Подходишь. Они стоят вокруг глыбы. К ней прислонился голубоглазый парень. Пуля попала ему чуть выше правой брови, камень потемнел от крови, та всё ещё сочится из дырки. Сержант и Ларсон решают, кто понесёт. Новичок молчит. Здоровяк Велвет курит.
Ты идёшь дальше. Киваешь Герберту, тот сидит на стенке песочницы и, насвистывая, вставляет патроны в обойму. Глаз мозолит бессмысленная татуировка 'DХ773' на правом запястье. Так и не разобрались ребята, к чему она. Может, столько народу Герберт положил, когда из его майоров турнули?
Ладно, пусть его. Ты сворачиваешь к табовой аллеи. Надо быть начеку - где-то здесь ещё могут сидеть снайперы. Два глухих выстрела сзади, - и раненый замолкает.
Несколько табов повалены, в двух местах зияют воронки, но в целом аллейка сохранилась неплохо.

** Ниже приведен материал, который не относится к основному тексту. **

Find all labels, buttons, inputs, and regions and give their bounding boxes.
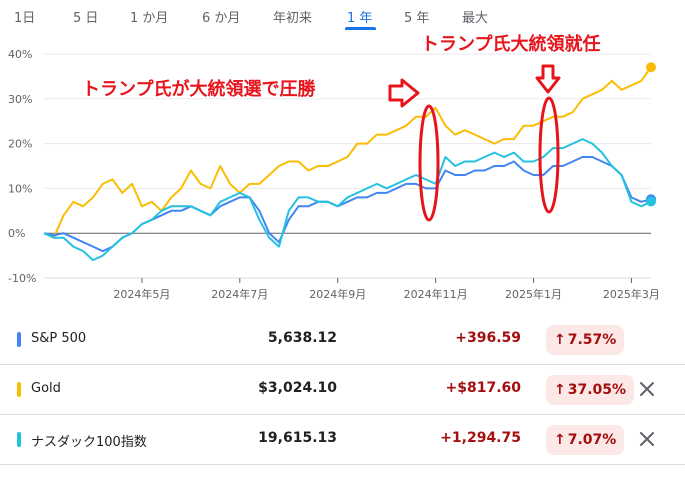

Вряд ли вы продолжите обход. В этом секторе матов, судя по всему, больше нет. Кстати, уже давно ничего не слышно справа и слева. Значит, "Альфа" и "Гамма" тоже свою задачу выполнили, либо... они уничтожены, но это вряд ли. А что сейчас в дальних кварталах, где другие группы, и вовсе не угадать.
Через час сюда прибудут легионеры. Зарегистрируют выживших горожан, арестуют матов-одиночек, да прежнюю администрацию. Население запрягут на расчистку улиц, а сами займутся грабежом да местными бабами.
Солнце, проглядывая сквозь листву, бьёт в глаза. Ты наклоняешься, взгляд упирается в маленький след ботиночка. След в пепле - значит, оставлен во время бомбардировки, не раньше. Ты смотришь по направлению. Меж двух рухнувших плит глубокая трещина с чернотой подземелья. Обратных следов нет, - значит... Ты быстро наступаешь на следик и воровато оглядываешься - не видел ли кто...
Видел. Сзади стоит Пирс. Удивлённо глядит на тебя. Молча проходит мимо и, став у трещины, оглядывается.
- Пирс, - слова нехотя слетают с потрескавшихся губ, - там только дети...
- Может, дети... - растягивая слова, словно издеваясь, отвечает Пирс, - а может и не только дети...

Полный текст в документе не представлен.